THURMONT — Thurmont residents may see an increase in sewer rates soon.
The mayor and town commissioners discussed the possibility of raising sewer rates in order to pay debts needed to run the town’s sewer utility.
Mayor Marty Burns recommended a possible increase, suggesting that an additional $1.25 per household would result in more than $174,000 in town revenue, and a $2.50 increase could bring the town $350,000 in added funding.
During Monday’s town meeting, Burns said that Thurmont has raised sewer rates before, but residents have been so diligent in conserving water that they have subsequently been conserving sewer.

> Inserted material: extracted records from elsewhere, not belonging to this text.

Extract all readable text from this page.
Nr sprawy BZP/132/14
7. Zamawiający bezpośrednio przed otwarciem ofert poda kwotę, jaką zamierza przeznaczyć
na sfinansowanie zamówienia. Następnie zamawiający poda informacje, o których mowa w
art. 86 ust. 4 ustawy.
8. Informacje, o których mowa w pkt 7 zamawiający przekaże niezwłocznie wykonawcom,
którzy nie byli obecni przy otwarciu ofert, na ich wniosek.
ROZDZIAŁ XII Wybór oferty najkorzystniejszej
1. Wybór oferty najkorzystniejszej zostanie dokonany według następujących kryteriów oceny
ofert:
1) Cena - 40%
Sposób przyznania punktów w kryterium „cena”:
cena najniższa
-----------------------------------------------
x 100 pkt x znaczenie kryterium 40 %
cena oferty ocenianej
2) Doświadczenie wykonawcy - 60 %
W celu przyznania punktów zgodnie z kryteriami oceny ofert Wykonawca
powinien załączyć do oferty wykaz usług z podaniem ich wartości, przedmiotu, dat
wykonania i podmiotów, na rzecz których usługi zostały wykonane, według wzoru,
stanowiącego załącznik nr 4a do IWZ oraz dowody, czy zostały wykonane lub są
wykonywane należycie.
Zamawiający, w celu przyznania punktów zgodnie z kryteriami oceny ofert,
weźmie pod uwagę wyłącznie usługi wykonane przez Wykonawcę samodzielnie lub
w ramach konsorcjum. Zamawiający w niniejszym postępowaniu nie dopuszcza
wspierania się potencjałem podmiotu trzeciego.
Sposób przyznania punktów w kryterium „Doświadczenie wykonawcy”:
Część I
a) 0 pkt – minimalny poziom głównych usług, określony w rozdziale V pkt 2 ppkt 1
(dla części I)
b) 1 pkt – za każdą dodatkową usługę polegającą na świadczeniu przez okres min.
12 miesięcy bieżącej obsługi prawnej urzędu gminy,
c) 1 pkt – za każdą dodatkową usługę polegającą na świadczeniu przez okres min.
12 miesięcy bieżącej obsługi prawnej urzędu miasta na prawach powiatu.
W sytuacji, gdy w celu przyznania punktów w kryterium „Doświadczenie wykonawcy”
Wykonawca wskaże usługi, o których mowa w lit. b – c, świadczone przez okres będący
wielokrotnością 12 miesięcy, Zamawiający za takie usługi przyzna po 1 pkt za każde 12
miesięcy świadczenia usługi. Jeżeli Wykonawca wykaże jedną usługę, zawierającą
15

“That’s great,” he said. “The problem is, we didn’t realize any growth in revenues.”
The last time the town raised rates was in October 2010, when sewer rates increased by $1 per household and water by $0.50, according to Chief Administrative Officer Bill Blakeslee.
“Why are we back here again talking about increases?” Burns said Monday. “Because we didn’t raise it high enough the last time.”
In 2011, the budget saw a bump in water and sewer revenues, which Blakeslee attributes to a change in the local state parks’ usage contract that raised minimum payments.
“If you want to hit somebody up, hit them hard, hit them once,” Burns said. “So hopefully it lasts a long, long time.”
Board members made no decision to change rates and expect to discuss the topic again at a future meeting.
Mayor, board clash on ordinance amendment
Burns’ stance on the county’s Adequate Public Facilities Ordinance amendment regarding a developer’s rights and responsibilities agreement has changed two weeks after the board voiced its opposition to the proposal.
During a recent county/municipalities meeting, director of the county’s Community Development Division Eric Soter explained that the Board of County Commissioners doesn’t want to usurp or ignore the APFO, Burns said. But the ordinance would give developers more predictability without having to wait for the Planning and Zoning Commission to spend months discussing the issue.
“There’s no ‘yes’ or ‘no,'” Burns said. The board is just trying to give the developer an answer up front, he said.
The mayor said Monday that he feels better about the possible change after hearing more from the county. But not everyone on the board agreed.
Commissioner John Kinnaird said his mind wasn’t changed after the county meeting.
“They said that it really doesn’t make any difference if we do it this way,” Kinnaird said. “So why do it?”
No matter what, the final decision is up to the board, Kinnaird said.
“Whatever choice they make is the choice we’ll live with,” he said. “Personally I don’t think it’s a good idea.”
Thurmont residents are invited to contact Blakeslee through Friday if they want Soter to attend a town meeting to offer more explanation regarding the APFO ordinance.